Hi, I am writing a small image parser and I finally had a chance to experiment with the new std.Io.Reader interface in Zig 0.15.2.
The C-programmer in me originally wanted to just take a []const u8 for the input data from the file; essentially forcing the callee to read the entire file before parsing. But, it occurred to me that a std.Io.Reader can achieve the same effect, while also supporting chunked reads semantically.
I tried to reason about why I might not want to use std.Io.Reader, because it triggered cognitive dissonance to the programmer in me that tends to avoid unnecessary layers of abstraction. However, I could not think of good enough reasons for why I should not use the interface for my parser.
For one, the callee can always do std.Io.Reader.fixed with the entire file contents if they want to limit file syscalls, and the buffer will therefore always be “above the vtable,” so any costs associated with dynamic dispatch can also be avoided. Brilliant.
The only potential downside I noted, was the fact that std.Io.Reader does not support all the memory operations I wanted. For example, there is no equivalent to std.mem.indexOfAny or std.mem.indexOfNone, which I would have liked to be able to parse for multiple different delimiter characters (i.e., std.Io.Reader.takeDelimiter with a slice instead of a character). I therefore had to work around the lack of this support with some less than efficient std.Io.Reader.peekByte style parsing.
Is there anything I am missing in terms of trade-offs or potential reasons for preferring a plain []const u8?
Speaking of my experience with using a Reader interface over a slice: it can add some complexity on allocating and also how to handle reading data that is larger than the buffer, but this is in the context of trying to implement the scanner in a forward-only, non-allocating manner and requiring the caller to allocate/dupe the values where necessary. Something akin to a SAX parser if that helps clarify.
When using a slice, this was a non-issue, so long as it was not freed, I could freely sub-divide it up into token values without any concern, but when you take a Reader, you can make no such assumptions. Once the reader position changes, you pretty much have to assume any previously buffered data is lost forever.

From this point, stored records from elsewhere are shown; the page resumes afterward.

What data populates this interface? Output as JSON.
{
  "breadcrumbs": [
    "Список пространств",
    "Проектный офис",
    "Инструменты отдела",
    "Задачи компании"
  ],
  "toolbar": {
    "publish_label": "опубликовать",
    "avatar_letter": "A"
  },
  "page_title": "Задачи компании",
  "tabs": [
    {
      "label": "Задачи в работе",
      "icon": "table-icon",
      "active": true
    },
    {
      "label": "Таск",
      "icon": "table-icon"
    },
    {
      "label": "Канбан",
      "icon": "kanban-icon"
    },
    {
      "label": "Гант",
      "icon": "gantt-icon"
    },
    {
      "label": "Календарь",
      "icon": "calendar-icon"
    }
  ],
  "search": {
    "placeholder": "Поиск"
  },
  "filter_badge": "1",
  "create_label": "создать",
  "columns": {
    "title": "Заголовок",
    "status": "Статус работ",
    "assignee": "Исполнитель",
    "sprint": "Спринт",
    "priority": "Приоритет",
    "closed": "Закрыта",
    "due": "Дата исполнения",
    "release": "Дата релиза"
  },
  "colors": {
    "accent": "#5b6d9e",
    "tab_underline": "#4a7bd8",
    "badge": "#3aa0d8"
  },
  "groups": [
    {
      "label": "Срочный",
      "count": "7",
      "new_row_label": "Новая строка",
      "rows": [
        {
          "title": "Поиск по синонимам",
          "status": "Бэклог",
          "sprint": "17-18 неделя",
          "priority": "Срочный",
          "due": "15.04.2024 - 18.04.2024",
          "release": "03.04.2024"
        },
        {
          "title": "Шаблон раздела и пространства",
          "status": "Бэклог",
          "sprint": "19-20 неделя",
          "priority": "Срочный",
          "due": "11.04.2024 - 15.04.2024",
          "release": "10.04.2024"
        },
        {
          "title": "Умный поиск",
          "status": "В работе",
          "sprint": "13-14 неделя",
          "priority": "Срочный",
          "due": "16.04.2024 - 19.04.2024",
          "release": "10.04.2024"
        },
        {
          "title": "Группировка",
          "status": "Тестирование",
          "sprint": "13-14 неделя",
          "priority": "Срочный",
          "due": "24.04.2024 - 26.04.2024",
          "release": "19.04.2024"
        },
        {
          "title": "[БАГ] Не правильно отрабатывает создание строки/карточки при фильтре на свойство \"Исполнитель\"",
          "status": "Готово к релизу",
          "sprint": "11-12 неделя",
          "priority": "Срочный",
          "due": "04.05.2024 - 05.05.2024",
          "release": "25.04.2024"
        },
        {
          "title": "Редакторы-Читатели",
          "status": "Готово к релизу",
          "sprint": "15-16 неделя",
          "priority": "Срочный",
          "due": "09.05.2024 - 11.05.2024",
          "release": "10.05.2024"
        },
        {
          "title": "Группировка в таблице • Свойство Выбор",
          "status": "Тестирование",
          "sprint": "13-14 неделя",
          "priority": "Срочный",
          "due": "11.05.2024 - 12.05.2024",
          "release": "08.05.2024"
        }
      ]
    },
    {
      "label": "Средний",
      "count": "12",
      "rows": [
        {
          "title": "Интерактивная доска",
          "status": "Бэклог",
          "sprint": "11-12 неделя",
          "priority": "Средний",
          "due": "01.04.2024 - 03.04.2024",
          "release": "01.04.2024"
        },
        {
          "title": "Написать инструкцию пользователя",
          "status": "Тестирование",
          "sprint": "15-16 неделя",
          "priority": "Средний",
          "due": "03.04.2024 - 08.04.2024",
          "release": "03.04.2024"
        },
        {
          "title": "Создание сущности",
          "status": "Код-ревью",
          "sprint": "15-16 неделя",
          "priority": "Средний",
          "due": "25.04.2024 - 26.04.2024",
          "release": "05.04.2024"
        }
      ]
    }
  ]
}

Yeah, I can see how it can get complicated as the use-case diverges from simple line parsing. I still like how the interface makes the costs apparent to the callee.
In my image parser’s case, I am taking an Allocator anyways and constructing pixel data in a separate container, which is the most semantically obvious outcome. Whereas, if I see a function taking a slice, it comes with the nuance that the slice might be used as a “view” and I should then be more careful with the lifetime of the buffer. In fact, I could see there being value in providing an API where it can take a Reader or a slice, with slightly different semantics.
Tokenizing/lexing also comes to mind as another good use of just a plain slice for that reason: it often makes sense to just maintain a sub-slice to token data, as done in Zig’s parser.
you can reader.buffered() to get the whole buffered slice, which you can then use inexOf** with.
dont forget to reader.toss(n) to tell the reader that you read n data.
You may want to reader.fillMore() to attempt to fill the buffer more before doing that.
I started with using [] const u8 for everything in my networking project. Rest assured that migrating from[] const u8 API to *std.Io.Reader API is very easy, as long as your parser does not require backtracking.
If you want to help prevent yourself from accidentally backtracking, start with the reader API. Keep in mind that you can also peek a slice (as long as the buffer is large enough), to use the std.mem functions.